Today I’m happy to announce another revision of our Firefox Privacy Notice, which follows our initial announcement on the topic.  We continue to build our products focusing on user control and fulfilling our “no surprises” rule when it comes to privacy.  We believe that in context notices with the user experience in mind make notices more understandable and actionable for users.
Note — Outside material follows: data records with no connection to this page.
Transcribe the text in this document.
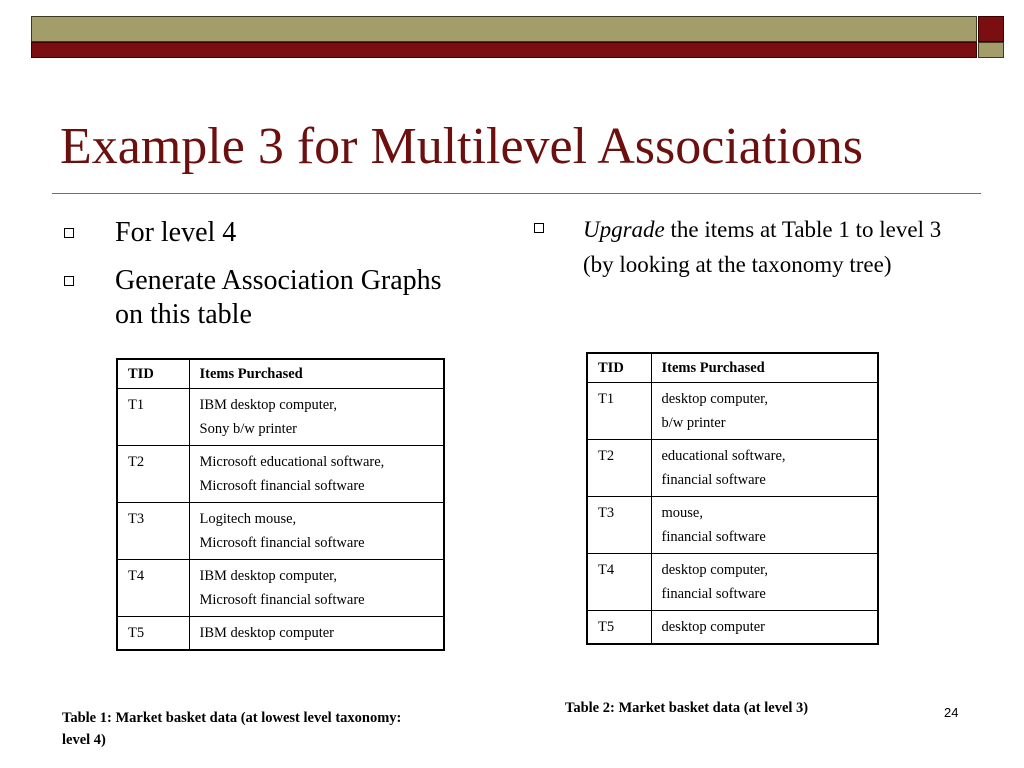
Example 3 for Multilevel Associations
For level 4
Generate Association Graphs on this table
Upgrade the items at Table 1 to level 3 (by looking at the taxonomy tree)
TID	Items Purchased
T1	IBM desktop computer,
Sony b/w printer

T2	Microsoft educational software,
Microsoft financial software

T3	Logitech mouse,
Microsoft financial software

T4	IBM desktop computer,
Microsoft financial software

T5	IBM desktop computer
TID	Items Purchased
T1	desktop computer,
b/w printer

T2	educational software,
financial software

T3	mouse,
financial software

T4	desktop computer,
financial software

T5	desktop computer
Table 1: Market basket data (at lowest level taxonomy: level 4)
Table 2: Market basket data (at level 3)	24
Our updated notice includes:

  • A layered design to show what we collect, why we collect it, where you can learn more, and what your choices are.
  • Language that is more specific and transparent when describing the types of data.  We have used the same terms as our internal teams, including: “technical” data, “interaction” data, “webpage” data and “location” data.
  • A more holistic explanation of how a feature interacts with data.  For example, we previously had a separate privacy notice for cloud features like Sync.  This technical distinction was confusing, so we removed that separate privacy notice and have made it a part of the new Firefox Privacy Notice where context is more understandable.
  • On desktop platforms that support it, we have begun adding the ability to link the user directly into the appropriate user preferences so they can easily and quickly access privacy controls.

We’ve also changed our Firefox onboarding experience so that the Privacy Notice now displays on the second tab of a newly installed browser.

Take a look and tell us if we met the standards we set by going to Governance mailing list.

We hope all of this offers a more meaningful opportunity for users to learn about how we design privacy into Firefox, and make choices about the data they wish to share.